Philip described the program and said that once a month he would usually visit the 27 children World Vision was supporting. A normal visit would last around 15 minutes and the assistance provided was primarily financial. There was no doubt that the people chosen by World Vision needed the money. There were no adult males in the compound of the orphan we visited, leaving a handful of elderly women with an unmanageable amount of work. However, Kwame and Philip shared some of our concerns about the sustainability of the program.

The entire project was going to be completely phased out of the division in a few years and only recently had they begun to look at capacity building. I was a bit concerned about the recipients of their aid who have become dependant on World Vision's financial support and what a sudden pull-out would mean to them. The orphan we spoke to was also worried and shared this concern. She hoped to study nursing and studied for years with this in mind, but if the expected support was withdrawn, this would be impossible to achieve. Kwame and Philip, recognizing this problem, said that their office was currently trying to find a way to resolve it.

The second site we visited was in many ways more depressing, but ultimately inspiring and very encouraging. We visited Abna Mensah*, an HIV positive woman who was working as a local caregiver for World Vision. She spoke to us about her initial fears of death and the stigma associated with those afflicted by AIDS. Before linking up with World Vision, who now pay for her anti-retrovirals, she was very sick and had little hope that she would live beyond a few months. Now, Abna is healthy again and is optimistic for her future. Abna very candidly shared her worries about revealing her status within the community and the impossibility of her speaking out there. This clashed with her great desire to give people hope by informing them that there are drugs that will dramatically prolong life. She reconciled this by working with World Vision, through which she speaks with people from outside her own community.

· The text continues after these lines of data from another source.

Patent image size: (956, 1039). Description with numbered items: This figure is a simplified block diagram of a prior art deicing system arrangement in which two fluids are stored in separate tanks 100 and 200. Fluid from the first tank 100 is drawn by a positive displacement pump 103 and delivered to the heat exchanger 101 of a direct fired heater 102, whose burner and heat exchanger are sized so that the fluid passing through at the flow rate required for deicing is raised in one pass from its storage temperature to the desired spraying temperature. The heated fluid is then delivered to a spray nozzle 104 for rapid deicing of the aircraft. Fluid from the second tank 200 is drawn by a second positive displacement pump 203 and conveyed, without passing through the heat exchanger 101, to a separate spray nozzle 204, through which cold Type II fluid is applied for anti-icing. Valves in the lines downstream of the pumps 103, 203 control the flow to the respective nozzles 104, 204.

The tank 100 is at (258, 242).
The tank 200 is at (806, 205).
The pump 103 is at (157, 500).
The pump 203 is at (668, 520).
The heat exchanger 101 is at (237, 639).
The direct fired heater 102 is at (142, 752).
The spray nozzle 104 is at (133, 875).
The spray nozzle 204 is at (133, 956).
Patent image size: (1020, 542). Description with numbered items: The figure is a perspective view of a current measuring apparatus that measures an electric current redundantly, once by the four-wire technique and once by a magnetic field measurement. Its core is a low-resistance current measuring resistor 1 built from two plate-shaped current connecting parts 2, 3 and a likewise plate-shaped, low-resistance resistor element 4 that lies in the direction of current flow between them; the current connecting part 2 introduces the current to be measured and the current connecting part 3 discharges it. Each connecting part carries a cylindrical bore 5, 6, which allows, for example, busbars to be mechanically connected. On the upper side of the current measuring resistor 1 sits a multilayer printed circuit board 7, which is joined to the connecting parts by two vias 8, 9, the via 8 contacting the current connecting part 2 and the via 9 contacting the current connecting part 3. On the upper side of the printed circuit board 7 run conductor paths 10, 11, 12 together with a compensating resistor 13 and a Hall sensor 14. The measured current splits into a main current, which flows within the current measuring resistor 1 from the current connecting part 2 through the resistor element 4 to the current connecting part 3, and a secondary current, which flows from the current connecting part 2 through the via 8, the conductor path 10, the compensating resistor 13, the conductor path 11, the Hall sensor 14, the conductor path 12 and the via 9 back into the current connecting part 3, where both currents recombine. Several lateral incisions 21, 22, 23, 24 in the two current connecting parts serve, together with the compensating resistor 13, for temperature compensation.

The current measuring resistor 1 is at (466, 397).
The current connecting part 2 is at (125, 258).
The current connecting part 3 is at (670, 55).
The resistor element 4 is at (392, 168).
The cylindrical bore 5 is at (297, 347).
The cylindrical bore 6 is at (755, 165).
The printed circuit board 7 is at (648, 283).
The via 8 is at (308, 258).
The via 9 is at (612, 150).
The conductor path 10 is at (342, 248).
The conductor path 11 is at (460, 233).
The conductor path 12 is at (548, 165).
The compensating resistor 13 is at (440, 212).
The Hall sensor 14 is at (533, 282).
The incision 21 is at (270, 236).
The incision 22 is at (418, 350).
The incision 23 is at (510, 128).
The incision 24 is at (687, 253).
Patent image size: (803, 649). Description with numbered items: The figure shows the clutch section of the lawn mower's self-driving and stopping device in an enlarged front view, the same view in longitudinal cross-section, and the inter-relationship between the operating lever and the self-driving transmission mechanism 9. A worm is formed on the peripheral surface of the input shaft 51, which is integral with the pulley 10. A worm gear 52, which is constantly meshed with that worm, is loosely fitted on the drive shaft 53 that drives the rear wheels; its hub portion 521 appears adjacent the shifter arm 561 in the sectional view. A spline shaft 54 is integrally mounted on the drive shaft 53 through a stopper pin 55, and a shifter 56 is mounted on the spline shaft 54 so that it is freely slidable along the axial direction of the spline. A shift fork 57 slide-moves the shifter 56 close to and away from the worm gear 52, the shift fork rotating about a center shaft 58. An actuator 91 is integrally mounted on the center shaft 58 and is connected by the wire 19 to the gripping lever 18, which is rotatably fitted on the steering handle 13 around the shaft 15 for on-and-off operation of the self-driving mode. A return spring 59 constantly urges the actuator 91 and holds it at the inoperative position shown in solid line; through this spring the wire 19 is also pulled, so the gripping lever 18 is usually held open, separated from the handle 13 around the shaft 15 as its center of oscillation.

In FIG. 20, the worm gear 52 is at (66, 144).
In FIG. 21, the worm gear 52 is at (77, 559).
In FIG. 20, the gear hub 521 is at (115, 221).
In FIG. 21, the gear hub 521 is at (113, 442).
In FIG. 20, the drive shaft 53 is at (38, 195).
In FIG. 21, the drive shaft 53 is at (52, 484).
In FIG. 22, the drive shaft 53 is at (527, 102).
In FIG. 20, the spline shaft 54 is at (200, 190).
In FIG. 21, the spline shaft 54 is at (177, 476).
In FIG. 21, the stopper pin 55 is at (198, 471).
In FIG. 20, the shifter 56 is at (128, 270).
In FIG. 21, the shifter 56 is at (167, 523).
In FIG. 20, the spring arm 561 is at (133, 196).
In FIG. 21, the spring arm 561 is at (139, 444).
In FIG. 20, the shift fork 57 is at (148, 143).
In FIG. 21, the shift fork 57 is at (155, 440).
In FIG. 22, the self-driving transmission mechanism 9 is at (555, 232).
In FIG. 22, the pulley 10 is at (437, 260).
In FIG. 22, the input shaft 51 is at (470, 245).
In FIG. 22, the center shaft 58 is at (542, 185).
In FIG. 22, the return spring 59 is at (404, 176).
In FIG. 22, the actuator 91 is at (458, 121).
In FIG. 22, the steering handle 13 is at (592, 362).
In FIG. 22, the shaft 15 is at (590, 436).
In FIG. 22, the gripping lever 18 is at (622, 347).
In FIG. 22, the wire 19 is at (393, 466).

We briefly interviewed a second woman from the same village who was also suffering from AIDS. This woman was in the later stages of the disease and had no hope for her future. In a tiny voice, she related how she felt that her case was hopeless; then she broke down into tears. She got up, left the compound and wandered without direction back and forth down the main street. Abna told us that this woman didn't yet believe that people could help her and had given up on life. Yet, they had made progress and felt that they were slowly breaking through and giving her something to live for. Despite my misgivings about the long term sustainability of previous projects that we had seen, as well as my great concern about Abna's future and her ability to pay for the necessary drugs if World Vision pulls out, observing first hand the hope that this project had given Abna and those that she has helped in the capacity of a caregiver is indisputable and must be commended.